Jack the Cat Found After Living at JFK Airport For Two Months

Of all the terrifying scenarios imagined for Jack the cat after he disappeared at John F. Kennedy International Airport in the New York Metro area back on August 25th, two months of having to live at JFK is probably one of the most frightening.

Seriously, if you’ve ever been at JFK for more than an hour, this place is a nightmare. And poor Jack the cat can’t be blamed for busting the hell out of his cat carrier during the sweltering dog days of summer at the airport, although it sent his human Karen Pascoe into a tailspin of worry. Pascoe wasn’t able to get a response from the airline for nearly three days, so she turned to a place she knew people loved and cared about cats above nearly all other living things- the internet.
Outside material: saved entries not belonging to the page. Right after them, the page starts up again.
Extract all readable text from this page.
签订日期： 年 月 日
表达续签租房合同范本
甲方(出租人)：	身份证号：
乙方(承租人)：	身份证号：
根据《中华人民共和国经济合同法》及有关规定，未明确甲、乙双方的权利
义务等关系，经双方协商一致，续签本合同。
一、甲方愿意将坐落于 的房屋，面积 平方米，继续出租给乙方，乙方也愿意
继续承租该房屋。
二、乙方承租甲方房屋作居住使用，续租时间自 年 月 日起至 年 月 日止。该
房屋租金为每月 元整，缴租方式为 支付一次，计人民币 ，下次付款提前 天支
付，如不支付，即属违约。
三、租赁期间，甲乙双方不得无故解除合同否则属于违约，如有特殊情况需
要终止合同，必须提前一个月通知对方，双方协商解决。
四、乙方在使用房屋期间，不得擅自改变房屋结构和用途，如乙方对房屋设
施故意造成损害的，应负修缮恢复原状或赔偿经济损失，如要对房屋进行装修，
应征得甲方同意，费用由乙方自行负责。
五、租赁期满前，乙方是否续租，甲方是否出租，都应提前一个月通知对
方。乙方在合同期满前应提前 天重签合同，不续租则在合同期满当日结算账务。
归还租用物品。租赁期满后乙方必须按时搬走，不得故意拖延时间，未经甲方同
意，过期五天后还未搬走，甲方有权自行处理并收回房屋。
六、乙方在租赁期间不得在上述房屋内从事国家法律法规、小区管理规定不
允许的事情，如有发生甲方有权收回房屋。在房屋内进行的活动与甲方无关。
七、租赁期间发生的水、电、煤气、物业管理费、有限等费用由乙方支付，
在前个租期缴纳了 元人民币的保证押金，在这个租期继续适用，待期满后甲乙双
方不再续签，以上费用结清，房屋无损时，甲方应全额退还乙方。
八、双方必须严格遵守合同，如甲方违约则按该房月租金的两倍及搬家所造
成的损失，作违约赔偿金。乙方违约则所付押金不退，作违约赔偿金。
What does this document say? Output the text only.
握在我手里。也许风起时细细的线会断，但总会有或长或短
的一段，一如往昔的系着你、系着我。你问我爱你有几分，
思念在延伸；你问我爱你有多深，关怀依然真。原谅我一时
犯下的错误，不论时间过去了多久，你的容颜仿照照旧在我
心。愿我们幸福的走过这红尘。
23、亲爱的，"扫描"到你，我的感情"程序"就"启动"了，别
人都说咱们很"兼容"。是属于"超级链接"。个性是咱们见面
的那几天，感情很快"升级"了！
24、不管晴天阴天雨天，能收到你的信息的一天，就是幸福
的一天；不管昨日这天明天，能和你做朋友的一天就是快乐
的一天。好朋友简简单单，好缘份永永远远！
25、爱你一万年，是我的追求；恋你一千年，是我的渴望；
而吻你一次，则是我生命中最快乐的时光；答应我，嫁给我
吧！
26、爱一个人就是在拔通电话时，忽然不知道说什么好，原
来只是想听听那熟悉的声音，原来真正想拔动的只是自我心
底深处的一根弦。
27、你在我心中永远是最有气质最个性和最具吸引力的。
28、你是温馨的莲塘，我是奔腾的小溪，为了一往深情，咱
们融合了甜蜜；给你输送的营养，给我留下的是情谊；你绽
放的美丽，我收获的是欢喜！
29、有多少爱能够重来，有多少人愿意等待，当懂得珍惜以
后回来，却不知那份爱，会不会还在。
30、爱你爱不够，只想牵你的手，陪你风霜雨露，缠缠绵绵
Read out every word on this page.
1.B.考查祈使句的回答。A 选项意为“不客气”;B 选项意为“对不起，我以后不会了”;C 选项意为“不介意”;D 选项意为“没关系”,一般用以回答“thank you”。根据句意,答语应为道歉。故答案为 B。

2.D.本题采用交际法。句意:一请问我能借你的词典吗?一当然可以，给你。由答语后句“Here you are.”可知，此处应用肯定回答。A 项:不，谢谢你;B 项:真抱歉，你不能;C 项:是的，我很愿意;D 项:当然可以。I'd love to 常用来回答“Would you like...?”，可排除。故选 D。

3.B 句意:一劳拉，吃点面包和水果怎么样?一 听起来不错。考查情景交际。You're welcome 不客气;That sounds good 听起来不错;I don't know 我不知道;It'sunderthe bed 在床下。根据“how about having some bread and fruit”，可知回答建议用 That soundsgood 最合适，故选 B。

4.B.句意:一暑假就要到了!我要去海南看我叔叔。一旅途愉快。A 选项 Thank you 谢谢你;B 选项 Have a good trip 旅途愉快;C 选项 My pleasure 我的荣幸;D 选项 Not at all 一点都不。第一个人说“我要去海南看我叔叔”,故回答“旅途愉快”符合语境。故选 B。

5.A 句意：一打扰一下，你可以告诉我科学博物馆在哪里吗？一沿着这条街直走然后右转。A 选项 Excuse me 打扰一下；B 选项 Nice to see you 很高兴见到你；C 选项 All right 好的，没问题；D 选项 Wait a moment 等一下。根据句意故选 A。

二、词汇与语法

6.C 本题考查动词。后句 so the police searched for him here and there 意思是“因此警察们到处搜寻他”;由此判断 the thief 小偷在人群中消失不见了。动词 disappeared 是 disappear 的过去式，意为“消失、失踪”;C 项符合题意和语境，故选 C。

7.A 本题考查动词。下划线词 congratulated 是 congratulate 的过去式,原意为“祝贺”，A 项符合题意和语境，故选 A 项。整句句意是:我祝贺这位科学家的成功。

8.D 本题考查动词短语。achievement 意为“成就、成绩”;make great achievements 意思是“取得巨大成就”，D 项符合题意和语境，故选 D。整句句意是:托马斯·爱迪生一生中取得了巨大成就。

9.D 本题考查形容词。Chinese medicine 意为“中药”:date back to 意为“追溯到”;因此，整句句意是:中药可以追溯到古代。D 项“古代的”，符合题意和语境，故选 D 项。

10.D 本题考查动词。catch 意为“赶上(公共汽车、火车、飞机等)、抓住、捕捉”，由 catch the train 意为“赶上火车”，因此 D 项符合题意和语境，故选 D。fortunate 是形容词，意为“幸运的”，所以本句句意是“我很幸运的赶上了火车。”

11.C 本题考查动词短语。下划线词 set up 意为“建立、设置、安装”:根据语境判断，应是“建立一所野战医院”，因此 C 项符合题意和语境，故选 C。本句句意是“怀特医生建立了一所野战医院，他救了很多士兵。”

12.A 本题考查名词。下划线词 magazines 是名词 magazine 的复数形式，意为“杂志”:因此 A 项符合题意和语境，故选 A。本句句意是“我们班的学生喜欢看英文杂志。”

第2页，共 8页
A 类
A Facebook page Pascoe set up in the terrifying days following Jack the cat’s disappearance at the airport less than an hour before takeoff has received just under 20,000 likes, and the feline’s social media following took off where American Airlines seemingly dropped the ball. Of yarn. Har!

At the time, the airline said:

“Our JFK employees are using a variety of methods to try to find Jack, including setting cans of cat food by his kennel. Additionally, we are working with the Mayor’s Alliance for New York City to assist in providing humane animal traps … We offer our sincere regrets for this incident and are doing everything possible to locate him.”

So the good news is that Jack the cat was found alive, and will eventually be allowed to return to Pascoe. The bad news is that the beloved pet is, per AA, far too ill to travel as he has developed fatty liver disease from malnutrition and worse, he may only have a 50/50 chance of survival. The airline said:

“American Airlines is happy to announce that Jack the Cat has been found at JFK airport. American’s team of airport employees have been focused on the search effort since Jack escaped on August 25, 2011. Jack was found in the customs room and was immediately taken by team members to a local veterinarian.

As Jack has been on his own for two months, we have now learned that he will need to remain in the care of a veterinarian for an additional period. Ms. Pascoe has been advised of these developments, and Jack will not be able to travel at this time due to the care and treatment he is receiving.”